Sit with that for a minute. That the body, the life, might carry a wilderness, an unexplored territory, and that yours and mine might somewhere, somehow meet. Might, even, join. And what if that wilderness- perhaps the densest wild in there- thickets, bogs, swamps, uncrossable ravines and rivers-  is our sorrow?

Eco boundaries, joined and separate wildernesses, are real for folx in northern Minnesota. We live in a spacious yet three season place. Love can stretch up the shore of our bigLake one season then be limited by weather and schedules the next. Where do I end, where does the world begin when we winter versus when folx forget about ice and fall out of their shells? How do I make sense of my thawing body, a desiring of everything past and present?

When love shifts, the actual boundaries provide space and time to heal, walk away and reform the distinctions of self. I start here on wide open water and she begins at a sharp river. Our seasons do the same. Eco boundaries, defined by states of soil and surface water, create space between self, intimacy, joy, old+new grief, and the world.

Yesterday my dog Bat and I hiked in Hartley. We grinned as the muddy ground sucked at our shoes/paws. Thawed dirt expanded and contracted. Square feet of path collapsed under my weight. It was an adventurous walk full of unexpected holes.
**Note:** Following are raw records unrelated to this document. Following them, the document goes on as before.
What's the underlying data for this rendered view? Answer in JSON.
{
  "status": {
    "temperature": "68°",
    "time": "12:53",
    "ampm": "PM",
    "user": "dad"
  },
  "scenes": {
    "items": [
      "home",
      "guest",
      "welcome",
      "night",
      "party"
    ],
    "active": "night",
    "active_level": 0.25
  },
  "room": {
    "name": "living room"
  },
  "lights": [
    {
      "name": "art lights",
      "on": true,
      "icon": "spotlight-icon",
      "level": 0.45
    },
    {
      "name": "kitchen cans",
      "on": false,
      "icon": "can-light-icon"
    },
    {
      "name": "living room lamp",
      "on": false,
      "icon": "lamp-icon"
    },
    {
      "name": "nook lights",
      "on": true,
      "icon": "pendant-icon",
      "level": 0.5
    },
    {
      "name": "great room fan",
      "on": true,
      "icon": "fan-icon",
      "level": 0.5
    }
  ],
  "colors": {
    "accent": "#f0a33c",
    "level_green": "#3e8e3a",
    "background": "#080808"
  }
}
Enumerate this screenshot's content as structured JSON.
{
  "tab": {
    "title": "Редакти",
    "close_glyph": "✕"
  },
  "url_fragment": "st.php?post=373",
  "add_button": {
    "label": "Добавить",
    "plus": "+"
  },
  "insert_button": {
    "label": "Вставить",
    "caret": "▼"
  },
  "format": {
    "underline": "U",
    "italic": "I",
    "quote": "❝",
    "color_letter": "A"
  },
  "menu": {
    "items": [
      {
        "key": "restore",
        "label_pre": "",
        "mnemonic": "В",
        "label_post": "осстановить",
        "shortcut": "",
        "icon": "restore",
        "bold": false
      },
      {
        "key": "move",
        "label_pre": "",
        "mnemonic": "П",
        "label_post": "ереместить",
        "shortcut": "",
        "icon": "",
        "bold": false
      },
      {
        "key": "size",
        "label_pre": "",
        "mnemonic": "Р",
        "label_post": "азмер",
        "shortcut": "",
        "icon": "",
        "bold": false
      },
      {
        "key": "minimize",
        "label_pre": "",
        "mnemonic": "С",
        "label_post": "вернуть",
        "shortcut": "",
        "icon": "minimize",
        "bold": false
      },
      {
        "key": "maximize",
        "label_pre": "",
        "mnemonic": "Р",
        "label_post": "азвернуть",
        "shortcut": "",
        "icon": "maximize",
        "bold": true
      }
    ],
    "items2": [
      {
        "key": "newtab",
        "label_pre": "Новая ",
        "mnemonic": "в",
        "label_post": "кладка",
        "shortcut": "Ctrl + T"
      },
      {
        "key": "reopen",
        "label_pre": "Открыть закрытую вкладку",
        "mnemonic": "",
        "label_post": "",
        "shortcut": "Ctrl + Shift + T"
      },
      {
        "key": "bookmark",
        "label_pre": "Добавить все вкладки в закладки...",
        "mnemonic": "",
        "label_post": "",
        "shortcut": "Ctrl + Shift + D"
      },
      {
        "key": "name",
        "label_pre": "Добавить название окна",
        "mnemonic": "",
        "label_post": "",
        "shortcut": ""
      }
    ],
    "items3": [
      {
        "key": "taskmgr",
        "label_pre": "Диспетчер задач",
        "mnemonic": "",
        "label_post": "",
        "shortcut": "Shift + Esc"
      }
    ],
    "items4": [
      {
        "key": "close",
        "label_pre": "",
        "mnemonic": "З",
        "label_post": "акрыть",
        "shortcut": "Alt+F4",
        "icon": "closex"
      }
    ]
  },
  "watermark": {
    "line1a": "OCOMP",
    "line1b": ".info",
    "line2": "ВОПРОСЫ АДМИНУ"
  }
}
With the mention of mud, Ross Gay continues,

It astonishes me sometimes- no, often- how every person I get to know- everyone, regardless of everything, by which I mean everything- lives with some profound personal sorrow. Not to mention the existential sorrow we all might be afflicted with, which is that we, and what we love, will soon be annihilated. Which sounds more dramatic than it might. Let me just say dead. Is this, sorrow, of which our impending being no more might be the foundation, the great wilderness? Is sorrow the great wild? And if it is- and if we join them- your wild to mine-what’s that? For joining, too, is a kind of annihilation. What if we joined our sorrows, I’m saying. I’m saying; What if that is joy?

Love and gender are the frozen then thawing then muddy then green knowing/unknowing where I begin and the world ends, a constantly shifting ground underneath my feet. My body rides the mud, slips sideways while simultaneously craving solid soil.

Eco boundaries, blurring of self and season, myself and other, what lies between joy and sorrow, show what my heart is capable and incapable of. Eco boundaries, growth into ourselves and the expanding world, take us beyond the binaried loop (as sad as Dr Ryle’s chapter that ends with “you’re born into a culture with just two genders, GO TO 13”) and allow us to queer our worlds.